Just as satisfying are the marathon games–the self-destructive versions when, rather than find obvious, logical pairings bridging the gap between two words, you just try to make the other person laugh with the most esoteric references possible. My wife and I have found ourselves 40-rounds deep, still enjoying ourselves–our references seem unmatchable, like “that one aerobics instructor” or “bieber?”–when seemingly out of nowhere, we match up.
The app itself was inspired by a real game (for a demo, watch the video above). Ross and Space Inch’s Joshua Segall actually picked up the game at a wedding, and then they began playing it with everyone. It seemed like it could make a great app, but would the fun of blurting out words on a timer translate to a turn-based text-only game?
“We were very worried about that,” Segall explains. “Once Andy had coded a basic version, we played, the band played, a few other people played and everyone thought it worked.
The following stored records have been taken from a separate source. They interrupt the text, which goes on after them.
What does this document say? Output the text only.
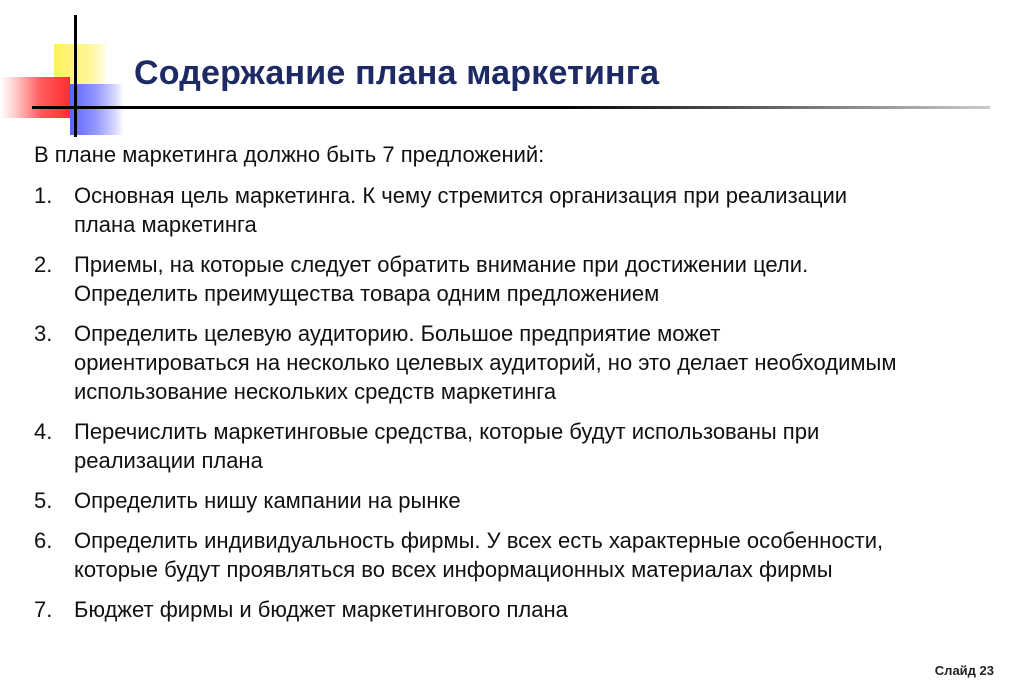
Содержание плана маркетинга

В плане маркетинга должно быть 7 предложений:

1. Основная цель маркетинга. К чему стремится организация при реализации
плана маркетинга

2. Приемы, на которые следует обратить внимание при достижении цели.
Определить преимущества товара одним предложением

3. Определить целевую аудиторию. Большое предприятие может
ориентироваться на несколько целевых аудиторий, но это делает необходимым
использование нескольких средств маркетинга

4. Перечислить маркетинговые средства, которые будут использованы при
реализации плана

5. Определить нишу кампании на рынке

6. Определить индивидуальность фирмы. У всех есть характерные особенности,
которые будут проявляться во всех информационных материалах фирмы

7. Бюджет фирмы и бюджет маркетингового плана

Слайд 23
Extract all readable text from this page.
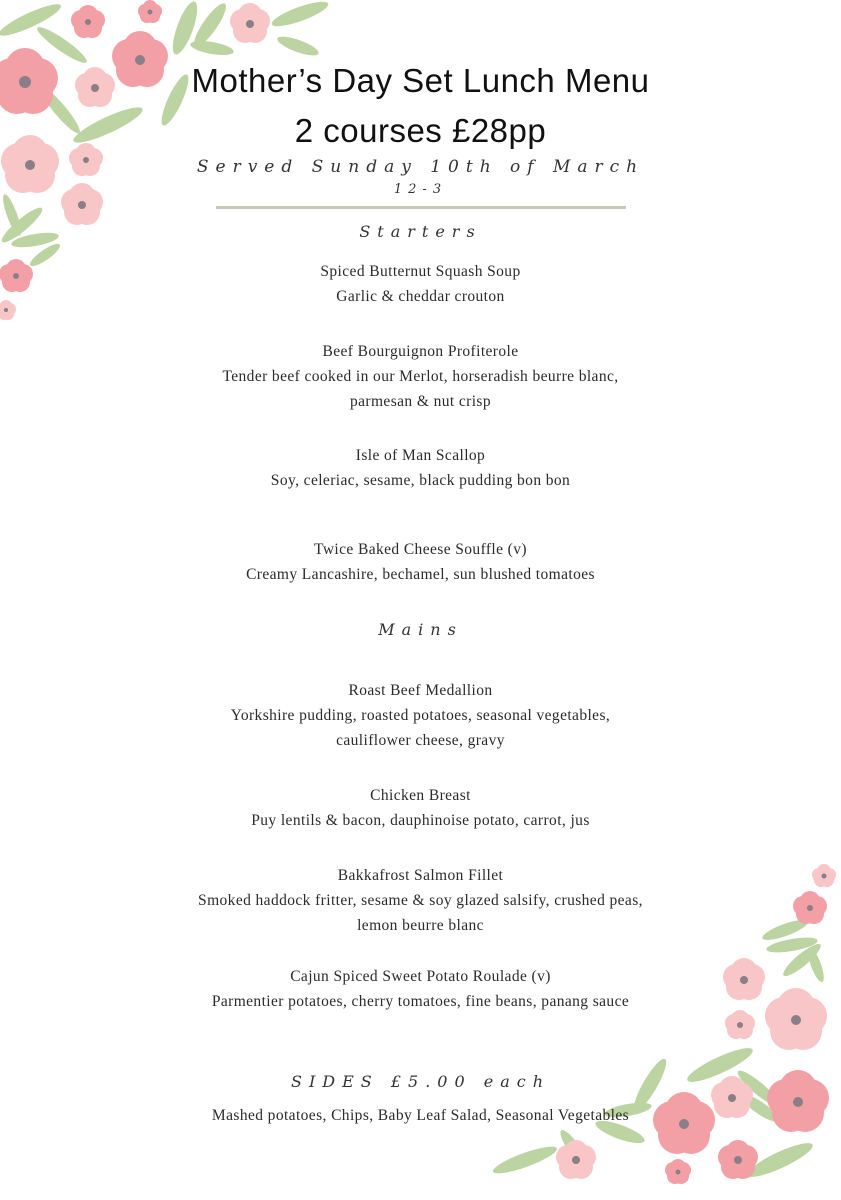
Mother’s Day Set Lunch Menu
2 courses £28pp
Served Sunday 10th of March
12-3
Starters
Spiced Butternut Squash Soup
Garlic & cheddar crouton
Beef Bourguignon Profiterole
Tender beef cooked in our Merlot, horseradish beurre blanc,
parmesan & nut crisp
Isle of Man Scallop
Soy, celeriac, sesame, black pudding bon bon
Twice Baked Cheese Souffle (v)
Creamy Lancashire, bechamel, sun blushed tomatoes
Mains
Roast Beef Medallion
Yorkshire pudding, roasted potatoes, seasonal vegetables,
cauliflower cheese, gravy
Chicken Breast
Puy lentils & bacon, dauphinoise potato, carrot, jus
Bakkafrost Salmon Fillet
Smoked haddock fritter, sesame & soy glazed salsify, crushed peas,
lemon beurre blanc
Cajun Spiced Sweet Potato Roulade (v)
Parmentier potatoes, cherry tomatoes, fine beans, panang sauce
SIDES £5.00 each
Mashed potatoes, Chips, Baby Leaf Salad, Seasonal Vegetables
Part of that is that winning seems to be no less exciting than it is in person.”
“I recently went to a party where I showed the app to everyone and a few minutes later we were all playing it on our phones despite being in the same room,” Ross adds later.
So it works, but why? Well the appification actually adds a new element of fun to the game. Whereas the in-person version requires instantaneous answers, on mobile, players can take their time to come up with words/jokes at their leisure. Say the Same Thing becomes less about (potentially embarrassing?) free association than well-honed razzing. Plus, the app records all of your old games for posterity. It’s like an archive of interpersonal absurdity, or in my case, a scrapbook for butt jokes.
“I hate to be overly cheesy about this, but connecting with someone is the core of communications, friendship, and love,” Segall writes. “The game sort of distills that.”